Selected readings from published articles

 

Course Schedule

February 4 – March 29, 2019: Online Instruction

Weeks 1-2. Introduction to geology and planetary geologic processes

Week 3. Geology and surface environment of the Moon, including open science questions

Week 4. Geology and surface environment of Mars, including open science questions

Weeks 5-6. Planetary field geology: terrestrial field geology; past efforts and lessons learned from Apollo to MSL; current efforts and lessons learned at analog sites

Week 7-8: Martian Atmospheres

Weeks 9-10. Analysis, design, and fabrication of geologic tools for field testing; traverse planning

 

April 1 – May 10, 2019: Fabrication of test tools by Integrated Spaceflight

May 11-14, 2019: Field Work

The online portion of the course will be followed by a ~1-week capstone field experience in the San Francisco Volcanic Field (SFVF), just north of Flagstaff, AZ.  This area has been used extensively in the past for a number of NASA analog mission simulations and NASA-funded geologic research related to planetary field exploration.  Students will be introduced to basic field science practice in the context of geologic observations and sample collection.  Field work will also involve testing of prototype surface EVA suits and tools in the scientifically relevant analog setting of the SFVF.

 

Cost and Prerequisites:

Next Class: February 4 – April 5, 2019 (Online instruction), May 11-14 (Field Instruction)

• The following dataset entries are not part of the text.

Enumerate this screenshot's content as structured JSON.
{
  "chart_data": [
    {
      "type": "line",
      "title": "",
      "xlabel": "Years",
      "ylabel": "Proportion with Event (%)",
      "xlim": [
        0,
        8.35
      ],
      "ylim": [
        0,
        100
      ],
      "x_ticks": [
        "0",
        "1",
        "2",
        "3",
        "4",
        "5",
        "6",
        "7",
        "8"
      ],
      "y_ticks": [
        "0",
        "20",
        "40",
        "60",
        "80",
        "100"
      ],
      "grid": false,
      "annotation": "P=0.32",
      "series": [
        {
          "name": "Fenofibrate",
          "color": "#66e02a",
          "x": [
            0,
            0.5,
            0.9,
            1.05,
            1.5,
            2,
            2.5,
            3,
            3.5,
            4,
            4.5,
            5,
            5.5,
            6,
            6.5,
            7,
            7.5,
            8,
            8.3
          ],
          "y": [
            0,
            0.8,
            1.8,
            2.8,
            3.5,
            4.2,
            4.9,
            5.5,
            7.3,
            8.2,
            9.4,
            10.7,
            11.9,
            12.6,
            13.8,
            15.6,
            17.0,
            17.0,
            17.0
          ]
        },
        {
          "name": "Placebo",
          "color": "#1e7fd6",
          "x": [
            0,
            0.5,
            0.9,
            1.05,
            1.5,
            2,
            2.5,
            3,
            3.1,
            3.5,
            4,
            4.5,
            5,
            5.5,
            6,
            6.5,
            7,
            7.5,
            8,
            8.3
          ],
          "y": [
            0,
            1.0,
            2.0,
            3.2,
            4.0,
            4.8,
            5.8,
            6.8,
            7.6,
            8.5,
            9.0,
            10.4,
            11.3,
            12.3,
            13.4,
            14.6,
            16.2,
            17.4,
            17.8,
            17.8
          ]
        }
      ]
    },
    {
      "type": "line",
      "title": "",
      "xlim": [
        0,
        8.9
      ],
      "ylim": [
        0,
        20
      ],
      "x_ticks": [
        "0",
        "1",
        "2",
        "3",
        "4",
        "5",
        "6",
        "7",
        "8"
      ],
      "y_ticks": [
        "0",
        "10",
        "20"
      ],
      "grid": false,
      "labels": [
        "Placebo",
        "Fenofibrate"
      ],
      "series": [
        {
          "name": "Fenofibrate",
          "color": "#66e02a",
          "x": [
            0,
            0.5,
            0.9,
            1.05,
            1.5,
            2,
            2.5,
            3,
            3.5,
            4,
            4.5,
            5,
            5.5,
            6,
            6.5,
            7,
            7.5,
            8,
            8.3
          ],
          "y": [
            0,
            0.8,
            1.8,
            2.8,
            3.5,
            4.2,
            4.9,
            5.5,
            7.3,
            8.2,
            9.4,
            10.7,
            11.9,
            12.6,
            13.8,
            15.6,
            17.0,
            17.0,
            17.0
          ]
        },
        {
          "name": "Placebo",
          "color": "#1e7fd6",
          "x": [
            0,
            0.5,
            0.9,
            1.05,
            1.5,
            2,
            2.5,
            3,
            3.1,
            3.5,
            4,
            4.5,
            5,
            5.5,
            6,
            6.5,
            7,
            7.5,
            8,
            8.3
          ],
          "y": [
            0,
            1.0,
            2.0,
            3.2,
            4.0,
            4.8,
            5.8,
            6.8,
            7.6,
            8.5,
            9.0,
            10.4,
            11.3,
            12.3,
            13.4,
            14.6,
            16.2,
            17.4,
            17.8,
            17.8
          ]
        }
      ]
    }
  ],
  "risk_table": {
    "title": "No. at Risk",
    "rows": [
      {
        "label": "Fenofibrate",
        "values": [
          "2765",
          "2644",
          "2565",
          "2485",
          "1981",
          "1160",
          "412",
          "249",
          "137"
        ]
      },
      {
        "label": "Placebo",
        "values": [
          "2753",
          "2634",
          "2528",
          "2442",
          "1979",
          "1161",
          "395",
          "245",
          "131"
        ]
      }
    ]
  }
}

Location: Online Course and Capstone Field Experience in San Francisco Volcanic Field, AZ

Prerequisites: PoSSUM Scientist-Astronaut Program or Advanced PoSSUM Academy, EVA 101: Life Support Systems Recommended

Instructors: Dr. Jose Hurtado, Dr. Ulyana Horodyskyj

Cost: $2800. Includes Tuition (3-credits), Lodging near Flagstaff, AZ. Local transportation and lunch at the field site (4 days). Expenses to develop test articles for analog research tools. Texts and materials. Transportation to/from Phoenix Sky Harbor Airport.

EVA 104: Fundamentals of EVA Suit Operations (Southern, Persad)

Teaching Objectives: Details to be released soon.

EVA Suit Operations and Initial Training – NOTE: currently the suit prototype may accommodate male and female students 5’6″ to 6’5″. Students outside of these limits please inquire before registering.

 

Costs and Prerequisites:

Next Class: April 2019

Location: Boston, MA.

Prerequisites: PoSSUM Scientist-Astronaut Program or Advanced PoSSUM Academy, EVA 102 or EVA 103.